Building a beautiful body with its nice curve is not only always associated the word with a man, but also it has core necessity with women in the present day world. But transforming your body is not a very easy work as we tell easily from the mouth. But it is not an impossible task too.
Building Fine Line Of Muscle With Reducing Body Fat Can Be Achieved By Following Ways:
1. Set A Goal
As we know nothing can be achieved until and unless a goal is set. In order to do so ,you have a specific and written down that from what point to what point you have to go. You may set it by yourself or to be more precise take perfect advice from experts. Though it sounds like a small issue, but it is the most important step in this field. As long as we identify our goals, we can easily proceed to the next step- How it can be done.
2. Eat In Small Quantity In Phased Manner
As we know the women burns carbohydrate even higher range than a man, but she burns fat less. Moreover, they have a tendency to store more fat after eating for some physiological cause. Once a young woman earns ability to reproduce their body will start storing fat in thighs and hip as a normal preparation to have a baby. It will be required for lactation and pregnancy purpose. So in this situation fat loss with strength training and proper dieting pattern is highly important. For this we know the efficiency of calorie burning is depending upon metabolism. For metabolism boost,eat five to six times a day in small quantity. Skipping meal slows down metabolism. So meal should be taken within three hours of gapping.
3. Drink Water A Lot
Drinking a lot of water is a basic thing for any fitness program and losing fat. Water is such a thing which is used every physiological work of the body. Start for four liters a day initially and increase it up to five or even a bit higher is preferable.
4. Do Acute Cardio At Least Three To Four Times In A Week
It is the way through which majority of calorie burning takes place. Not only has that it also helped to build muscle in a great way. But always keep in mind that it should be done in such way which increases metabolic rate for the rest of the day through which you can burn more calories. Just make it in three phases- first five minutes for warm up, then about twenty minutes for high intensity level and lastly five minutes of cooling down session.
5. Do Deep Weight Training At Least Three To Four Times In Week
First of all we break a big misconception that weight training does not make for burning enough fat. It was done for strengthening your muscles already you have. It also adds lean muscle with existing to support any future demand on the muscle.
6. Cut Down Carbohydrates
As we know that more carbohydrate will not help to build muscle instead it retards urge of in taking of other essential food elements. Moreover, women have a tendency to store more fat after eating carbohydrate for some physiological and hormonal features. So minimize it. Eat high fiber vegetables. Eat carbohydrate before two hours of your workout and just after your workout is over.
7. Increase Your Protein Intake
Though it sounds awkward, but there is no cause of panic to consume plenty of protein throughout a day.

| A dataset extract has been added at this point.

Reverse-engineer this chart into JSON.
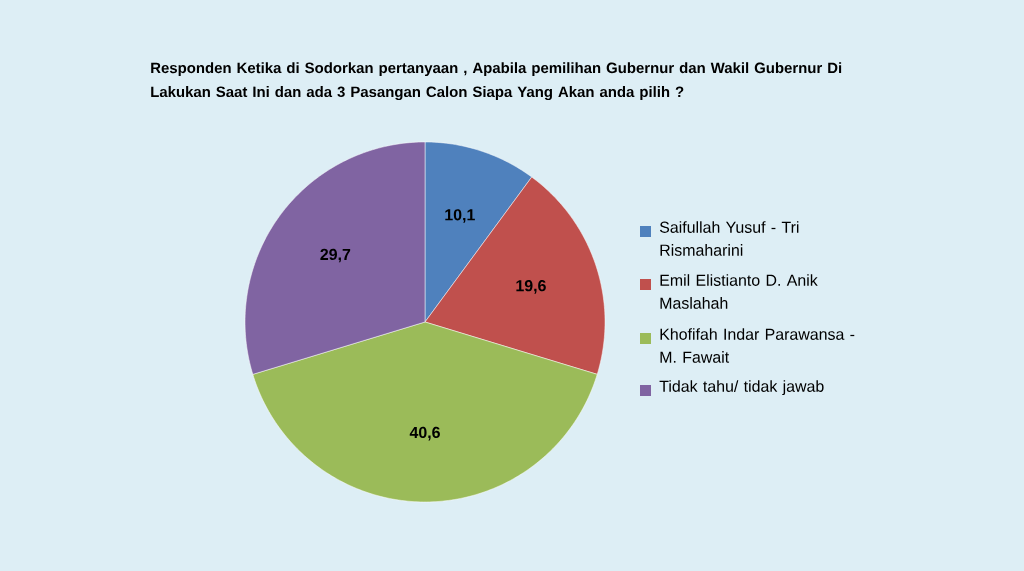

As we know protein helps muscle tissue to build and protect them from breakdown. Since muscle building is our chief motto so after fulfilling above mentioned points it is very necessary. Always keep it in mind present research have declare up to two grams of protein per pound of body weight is required for muscle building and more precisely, it has no adverse effect of fat storing in body of a woman.
8. Eat Up Healthy Fat
As far as beauty is concerned with a woman we measure it in terms of their good and fair skin, figure, hair and nail. Though it is not a very fair thing,but most of persons in the world will do such thing in order to ascertain the quantum of her beauty. Many women drastically cut their consumption of fat for shedding weight. But for resultant they lose their once beautiful skin, hair and nail with her weight. One should not forget that fat plays vital role in building an environment for muscle, cell structure and hormonal level. Recent research says half gram of fat is required per pound of body weight. As we know omega 3,6 and many others are healthy fats comes from egg, fish, different oils and other natural resources.